À propos de ce roman, Fleming écrit : « Ceci a été écrit en janvier et février ’56 à Goldeneye. Le contexte russe vient surtout d’un espion réfugié soviétique appelé Tokaev – alias Tokati – un excellent homme. J’étais à Istanbul pour le Sunday Times. Darko est purement fictif […]. L’Orient Express est un train terne et sale. J’ai eu beaucoup de difficulté avec ce livre et sa couverture, peinte par Richard Chopping ». Malgré cette note, le personnage de Darko Kerim est basé sur un certain Nazim Kalkavan qu’il a rencontré à Istanbul.

La traduction des Presses internationales du roman, paru sous le titre de Échec à l’Orient-Express, omet beaucoup de passages de l’oeuvre originale. Cependant, contrairement aux nombreuses autres versions françaises (traduites par André Gilliard), à la fin de la traduction, le Beretta de Bond ne s’enraie pas mais il reste coincé dans sa ceinture.
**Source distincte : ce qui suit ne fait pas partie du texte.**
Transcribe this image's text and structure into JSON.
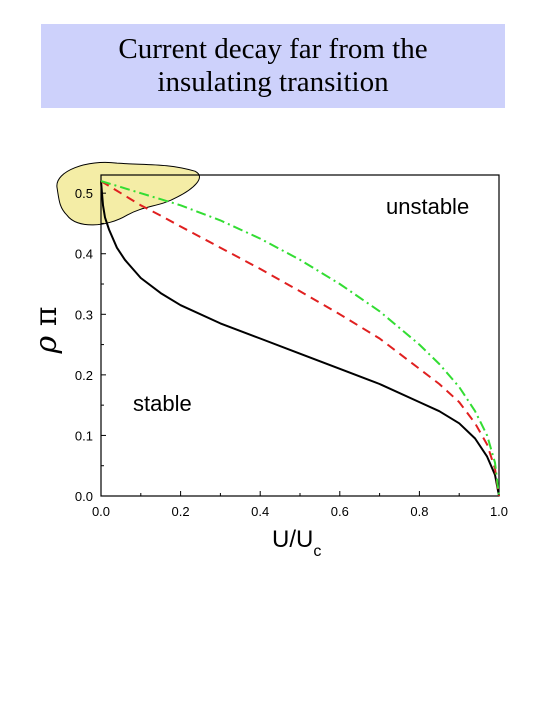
{
  "title": {
    "line1": "Current decay far from the",
    "line2": "insulating transition"
  },
  "colors": {
    "title_bg": "#cdd1fb",
    "highlight": "#f4eda6",
    "solid": "#000000",
    "dashed": "#e02020",
    "dashdot": "#33dd33"
  },
  "chart_data": {
    "type": "line",
    "xlabel": "U/U",
    "xlabel_sub": "c",
    "ylabel_rho": "ρ",
    "ylabel_pi": "π",
    "xlim": [
      0.0,
      1.0
    ],
    "ylim": [
      0.0,
      0.53
    ],
    "x_ticks": [
      "0.0",
      "0.2",
      "0.4",
      "0.6",
      "0.8",
      "1.0"
    ],
    "y_ticks": [
      "0.0",
      "0.1",
      "0.2",
      "0.3",
      "0.4",
      "0.5"
    ],
    "grid": false,
    "annotations": {
      "unstable": "unstable",
      "stable": "stable"
    },
    "series": [
      {
        "style": "solid",
        "x": [
          0.0,
          0.005,
          0.01,
          0.02,
          0.04,
          0.06,
          0.08,
          0.1,
          0.15,
          0.2,
          0.3,
          0.4,
          0.5,
          0.6,
          0.7,
          0.8,
          0.85,
          0.9,
          0.94,
          0.97,
          0.99,
          1.0
        ],
        "y": [
          0.52,
          0.48,
          0.46,
          0.44,
          0.41,
          0.39,
          0.375,
          0.36,
          0.335,
          0.315,
          0.285,
          0.26,
          0.235,
          0.21,
          0.185,
          0.155,
          0.14,
          0.12,
          0.095,
          0.065,
          0.035,
          0.0
        ]
      },
      {
        "style": "dashed",
        "x": [
          0.0,
          0.05,
          0.1,
          0.15,
          0.2,
          0.3,
          0.4,
          0.5,
          0.6,
          0.7,
          0.8,
          0.85,
          0.9,
          0.94,
          0.97,
          0.99,
          1.0
        ],
        "y": [
          0.52,
          0.5,
          0.48,
          0.463,
          0.445,
          0.41,
          0.375,
          0.338,
          0.3,
          0.26,
          0.21,
          0.185,
          0.155,
          0.12,
          0.085,
          0.045,
          0.0
        ]
      },
      {
        "style": "dashdot",
        "x": [
          0.0,
          0.05,
          0.1,
          0.15,
          0.2,
          0.3,
          0.4,
          0.5,
          0.6,
          0.7,
          0.8,
          0.85,
          0.9,
          0.94,
          0.97,
          0.99,
          1.0
        ],
        "y": [
          0.52,
          0.51,
          0.5,
          0.49,
          0.48,
          0.455,
          0.425,
          0.39,
          0.35,
          0.305,
          0.25,
          0.218,
          0.18,
          0.14,
          0.1,
          0.055,
          0.0
        ]
      }
    ]
  }
}
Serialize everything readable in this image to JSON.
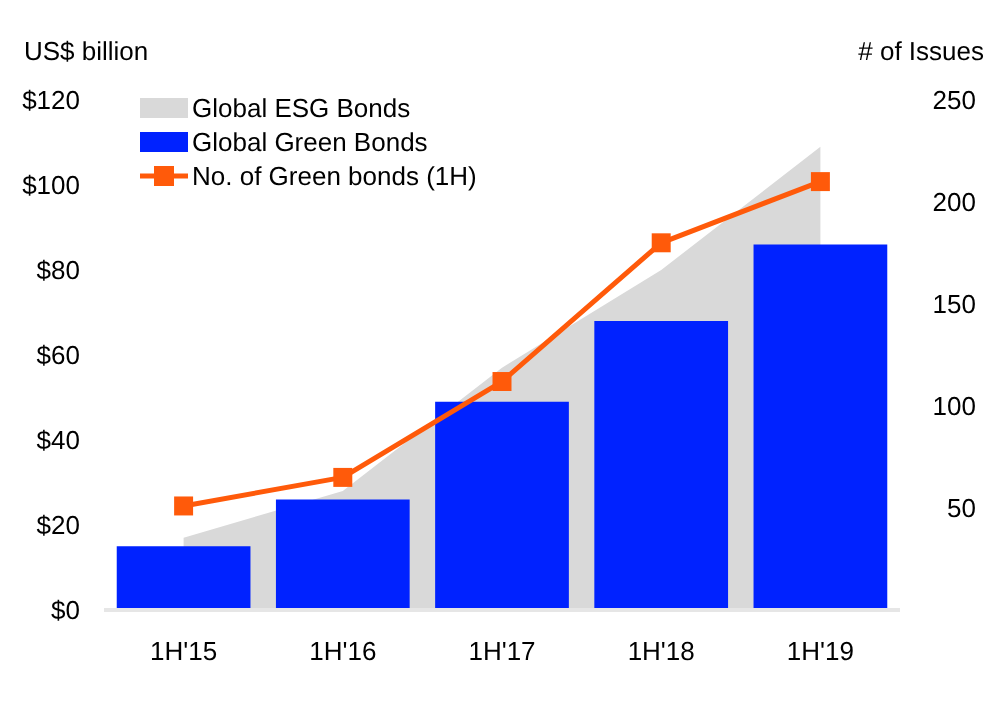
{
  "chart_data": {
    "type": "bar",
    "ylabel": "US$ billion",
    "y2label": "# of Issues",
    "categories": [
      "1H'15",
      "1H'16",
      "1H'17",
      "1H'18",
      "1H'19"
    ],
    "series": [
      {
        "name": "Global ESG Bonds",
        "type": "area",
        "color": "#d9d9d9",
        "values": [
          17,
          28,
          57,
          80,
          109
        ]
      },
      {
        "name": "Global Green Bonds",
        "color": "#0022ff",
        "values": [
          15,
          26,
          49,
          68,
          86
        ]
      },
      {
        "name": "No. of Green bonds (1H)",
        "type": "line",
        "axis": "y2",
        "marker": "square",
        "color": "#ff5a0a",
        "values": [
          51,
          65,
          112,
          180,
          210
        ]
      }
    ],
    "ylim": [
      0,
      120
    ],
    "yticks": [
      {
        "value": 0,
        "label": "$0"
      },
      {
        "value": 20,
        "label": "$20"
      },
      {
        "value": 40,
        "label": "$40"
      },
      {
        "value": 60,
        "label": "$60"
      },
      {
        "value": 80,
        "label": "$80"
      },
      {
        "value": 100,
        "label": "$100"
      },
      {
        "value": 120,
        "label": "$120"
      }
    ],
    "y2lim": [
      0,
      250
    ],
    "y2ticks": [
      50,
      100,
      150,
      200,
      250
    ],
    "legend": "top left",
    "grid": false
  }
}
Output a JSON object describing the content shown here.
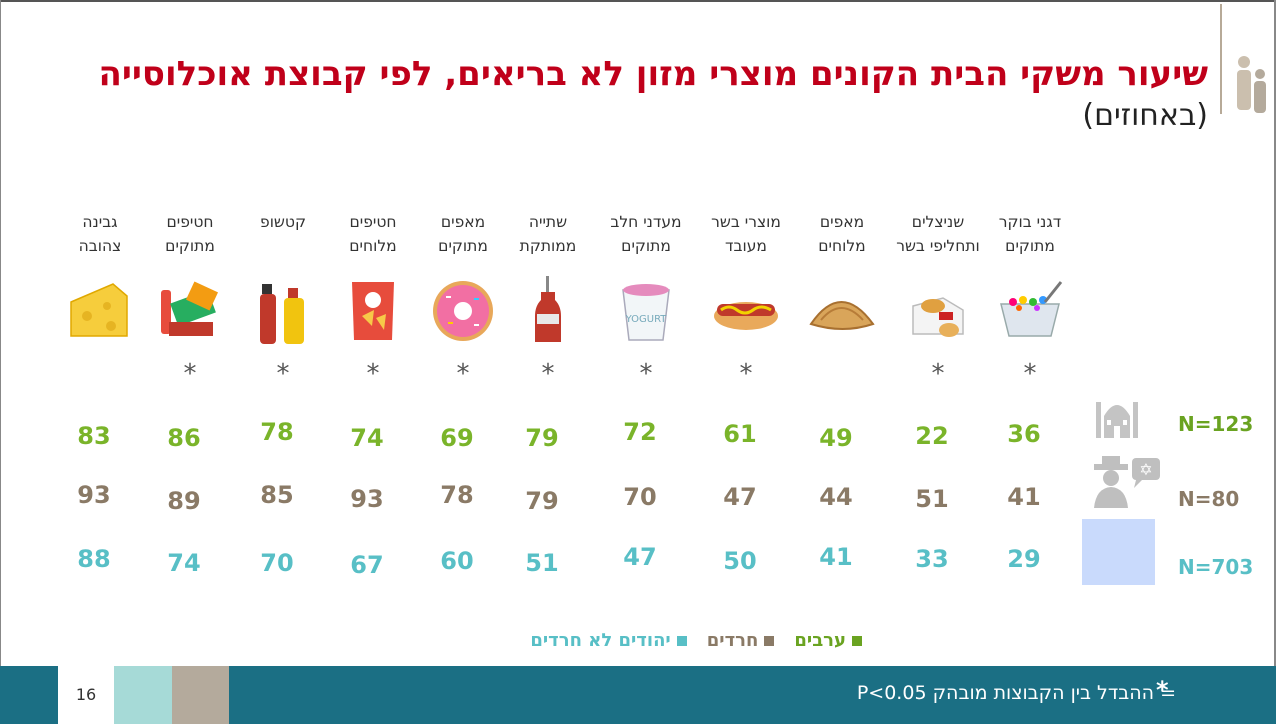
{
  "title": "שיעור משקי הבית הקונים מוצרי מזון לא בריאים, לפי קבוצת אוכלוסייה",
  "subtitle": "(באחוזים)",
  "page_number": "16",
  "footnote": "= ההבדל בין הקבוצות מובהק P<0.05",
  "footnote_star": "*",
  "legend": {
    "arab": "ערבים",
    "haredi": "חרדים",
    "jewish": "יהודים לא חרדים"
  },
  "colors": {
    "arab": "#7ab42a",
    "haredi": "#8a7a66",
    "jewish": "#58bfc6",
    "title": "#c0001a",
    "footer": "#1b6f84"
  },
  "groups": {
    "arab_n": "N=123",
    "haredi_n": "N=80",
    "jewish_n": "N=703"
  },
  "products": [
    {
      "label": "דגני בוקר\nמתוקים",
      "icon": "cereal-icon",
      "star": "*",
      "arab": "36",
      "haredi": "41",
      "jewish": "29"
    },
    {
      "label": "שניצלים\nותחליפי בשר",
      "icon": "schnitzel-icon",
      "star": "*",
      "arab": "22",
      "haredi": "51",
      "jewish": "33"
    },
    {
      "label": "מאפים\nמלוחים",
      "icon": "pastry-icon",
      "star": "",
      "arab": "49",
      "haredi": "44",
      "jewish": "41"
    },
    {
      "label": "מוצרי בשר\nמעובד",
      "icon": "hotdog-icon",
      "star": "*",
      "arab": "61",
      "haredi": "47",
      "jewish": "50"
    },
    {
      "label": "מעדני חלב\nמתוקים",
      "icon": "yogurt-icon",
      "star": "*",
      "arab": "72",
      "haredi": "70",
      "jewish": "47"
    },
    {
      "label": "שתייה\nממותקת",
      "icon": "soda-icon",
      "star": "*",
      "arab": "79",
      "haredi": "79",
      "jewish": "51"
    },
    {
      "label": "מאפים\nמתוקים",
      "icon": "donut-icon",
      "star": "*",
      "arab": "69",
      "haredi": "78",
      "jewish": "60"
    },
    {
      "label": "חטיפים\nמלוחים",
      "icon": "chips-icon",
      "star": "*",
      "arab": "74",
      "haredi": "93",
      "jewish": "67"
    },
    {
      "label": "קטשופ",
      "icon": "ketchup-icon",
      "star": "*",
      "arab": "78",
      "haredi": "85",
      "jewish": "70"
    },
    {
      "label": "חטיפים\nמתוקים",
      "icon": "sweets-icon",
      "star": "*",
      "arab": "86",
      "haredi": "89",
      "jewish": "74"
    },
    {
      "label": "גבינה\nצהובה",
      "icon": "cheese-icon",
      "star": "",
      "arab": "83",
      "haredi": "93",
      "jewish": "88"
    }
  ]
}
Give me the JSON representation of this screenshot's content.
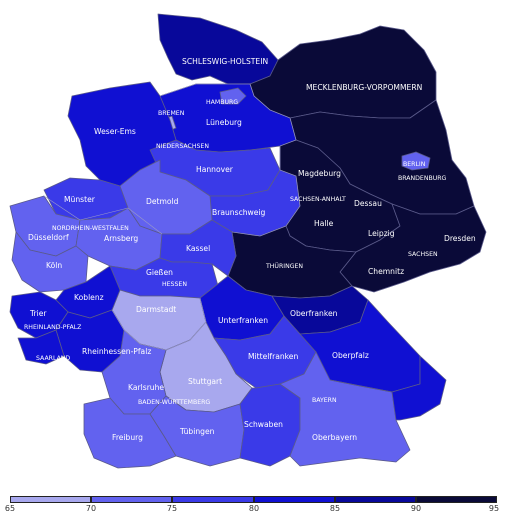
{
  "colors": {
    "c65": "#a8a8ee",
    "c70": "#6262ef",
    "c75": "#3a3ae8",
    "c80": "#1010d2",
    "c85": "#08089a",
    "c90": "#0a0a38",
    "border": "#5a5a8a"
  },
  "regions": {
    "schleswig_holstein": "SCHLESWIG-HOLSTEIN",
    "mecklenburg_vorpommern": "MECKLENBURG-VORPOMMERN",
    "hamburg": "HAMBURG",
    "bremen": "BREMEN",
    "weser_ems": "Weser-Ems",
    "lueneburg": "Lüneburg",
    "niedersachsen": "NIEDERSACHSEN",
    "berlin": "BERLIN",
    "brandenburg": "BRANDENBURG",
    "hannover": "Hannover",
    "magdeburg": "Magdeburg",
    "muenster": "Münster",
    "detmold": "Detmold",
    "sachsen_anhalt": "SACHSEN-ANHALT",
    "dessau": "Dessau",
    "braunschweig": "Braunschweig",
    "nordrhein_westfalen": "NORDRHEIN-WESTFALEN",
    "halle": "Halle",
    "duesseldorf": "Düsseldorf",
    "arnsberg": "Arnsberg",
    "leipzig": "Leipzig",
    "dresden": "Dresden",
    "kassel": "Kassel",
    "sachsen": "SACHSEN",
    "koeln": "Köln",
    "giessen": "Gießen",
    "thueringen": "THÜRINGEN",
    "chemnitz": "Chemnitz",
    "hessen": "HESSEN",
    "koblenz": "Koblenz",
    "oberfranken": "Oberfranken",
    "darmstadt": "Darmstadt",
    "trier": "Trier",
    "unterfranken": "Unterfranken",
    "rheinland_pfalz": "RHEINLAND-PFALZ",
    "oberpfalz": "Oberpfalz",
    "rheinhessen_pfalz": "Rheinhessen-Pfalz",
    "mittelfranken": "Mittelfranken",
    "saarland": "SAARLAND",
    "stuttgart": "Stuttgart",
    "karlsruhe": "Karlsruhe",
    "baden_wuerttemberg": "BADEN-WÜRTTEMBERG",
    "bayern": "BAYERN",
    "freiburg": "Freiburg",
    "tuebingen": "Tübingen",
    "schwaben": "Schwaben",
    "oberbayern": "Oberbayern"
  },
  "legend": {
    "ticks": [
      "65",
      "70",
      "75",
      "80",
      "85",
      "90",
      "95"
    ]
  }
}
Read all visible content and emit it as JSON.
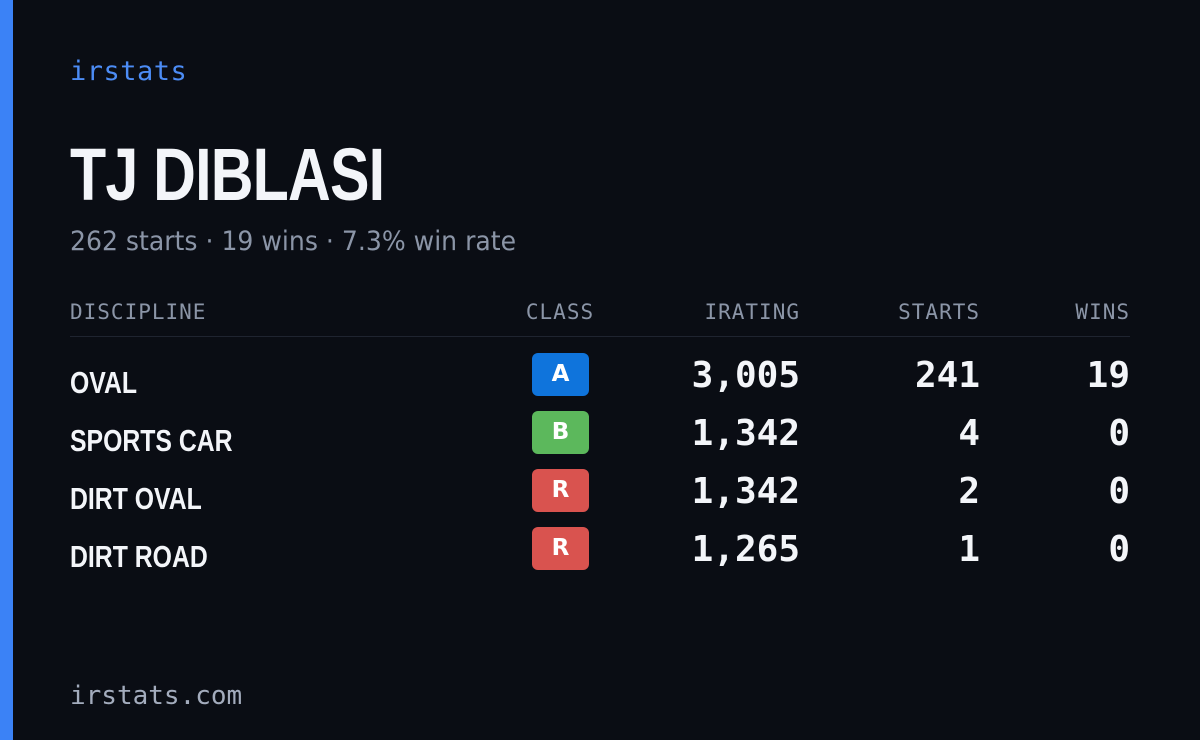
{
  "brand": "irstats",
  "player": {
    "name": "TJ DIBLASI",
    "starts_text": "262 starts",
    "wins_text": "19 wins",
    "win_rate_text": "7.3% win rate",
    "separator": "·"
  },
  "table": {
    "headers": {
      "discipline": "DISCIPLINE",
      "class": "CLASS",
      "irating": "IRATING",
      "starts": "STARTS",
      "wins": "WINS"
    },
    "rows": [
      {
        "discipline": "OVAL",
        "class": "A",
        "class_color": "#0f74dc",
        "irating": "3,005",
        "starts": "241",
        "wins": "19"
      },
      {
        "discipline": "SPORTS CAR",
        "class": "B",
        "class_color": "#5cb85c",
        "irating": "1,342",
        "starts": "4",
        "wins": "0"
      },
      {
        "discipline": "DIRT OVAL",
        "class": "R",
        "class_color": "#d9534f",
        "irating": "1,342",
        "starts": "2",
        "wins": "0"
      },
      {
        "discipline": "DIRT ROAD",
        "class": "R",
        "class_color": "#d9534f",
        "irating": "1,265",
        "starts": "1",
        "wins": "0"
      }
    ]
  },
  "footer": "irstats.com"
}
Or dans la version originale, l’arme avec son silencieux se coince bien dans la ceinture de Bond.

Le roman fut adapté en film en 1963. Mis à part le remplacement du SMERSH par le SPECTRE et la fin heureuse, le scénario du film est vraiment fidèle à celui du roman.

En 1961, le magazine Life a publié la liste des dix livres préférés du président américain John F. Kennedy, Bons baisers de Russie y est inscrit en neuvième position. Il est cependant possible que les livres de cette liste aient été choisis pour des raisons politiques plutôt que selon les goûts du Président. Quoi qu’il en soit Ian avait précédemment rencontré Kennedy (qui avait lu ses romans) et cette publication dans Life cela à permis de booster de manière significative les ventes et la popularité des romans de James Bond. Peu avant sa mort en 1963, Kennedy s’est fait projeté le film Bons baisers de Russie à la Maison-Blanche, il se dit que ce serait le dernier film qu’il ait vu avant de partir pour Dallas.

L’auteur : Ian Fleming

Ian Fleming sur le tournage de Bons baisers de Russie

Ian Fleming sur le tournage de Bons baisers de Russie


Arme de service principale : Beretta .25

Voiture : Une Bentley

Pays principaux : Turquie (Istanbul), les pays dans laquelle passe l’Orient Express (dont la France), Russie.